Ne vous ai-je pas souvent fait remarquer cette étrange anomalie qu’entre deux crimes, ce sera toujours le plus grave qui sera le plus simple tandis que l’autre sera compliqué de circonstances si étranges, si invraisemblables même, qu’on en arrive à se demander si le crime a jamais existé.

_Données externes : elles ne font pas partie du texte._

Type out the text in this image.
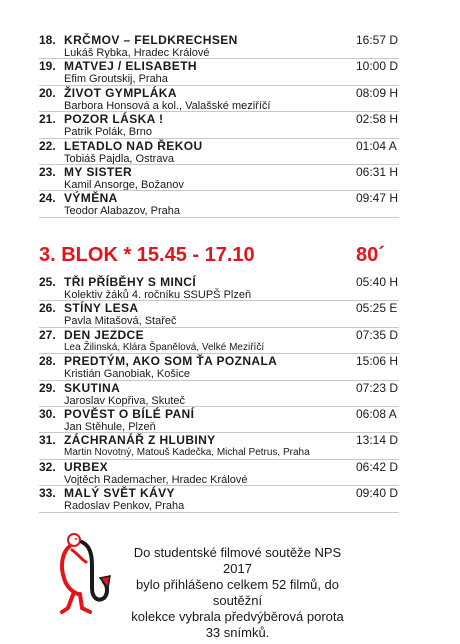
18. KRČMOV – FELDKRECHSEN
Lukáš Rybka, Hradec Králové
16:57 D
19. MATVEJ / ELISABETH
Efim Groutskij, Praha
10:00 D
20. ŽIVOT GYMPLÁKA
Barbora Honsová a kol., Valašské meziříčí
08:09 H
21. POZOR LÁSKA !
Patrik Polák, Brno
02:58 H
22. LETADLO NAD ŘEKOU
Tobiáš Pajdla, Ostrava
01:04 A
23. MY SISTER
Kamil Ansorge, Božanov
06:31 H
24. VÝMĚNA
Teodor Alabazov, Praha
09:47 H
3. BLOK * 15.45 - 17.10	80´
25. TŘI PŘÍBĚHY S MINCÍ
Kolektiv žáků 4. ročníku SSUPŠ Plzeň
05:40 H
26. STÍNY LESA
Pavla Mitašová, Stařeč
05:25 E
27. DEN JEZDCE
Lea Žilinská, Klára Španělová, Velké Meziříčí
07:35 D
28. PREDTÝM, AKO SOM ŤA POZNALA
Kristián Ganobiak, Košice
15:06 H
29. SKUTINA
Jaroslav Kopřiva, Skuteč
07:23 D
30. POVĚST O BÍLÉ PANÍ
Jan Stěhule, Plzeň
06:08 A
31. ZÁCHRANÁŘ Z HLUBINY
Martin Novotný, Matouš Kadečka, Michal Petrus, Praha
13:14 D
32. URBEX
Vojtěch Rademacher, Hradec Králové
06:42 D
33. MALÝ SVĚT KÁVY
Radoslav Penkov, Praha
09:40 D
Do studentské filmové soutěže NPS 2017
bylo přihlášeno celkem 52 filmů, do soutěžní
kolekce vybrala předvýběrová porota
33 snímků.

Jusqu’ici et dans le cas présent, il m’est impossible d’exprimer une opinion quelconque tant les faits qui se présentent à moi me semblent extraordinaires. Seriez-vous assez bon, monsieur Wilson, pour recommencer votre récit. Vous rendrez service non seulement à mon ami le docteur Watson qui n’est pas au courant de la situation, mais aussi à moi, en me permettant de recueillir encore de votre bouche, pour m’en pénétrer plus complètement, tous les détails de cette étrange aventure.

Bien souvent une notion sommaire des événements suffit à me guider, surtout en me remémorant toutes les causes célèbres que j’ai eues à étudier. Mais, dans le cas présent, j’avoue que je me trouve en présence de circonstances absolument en dehors du convenu.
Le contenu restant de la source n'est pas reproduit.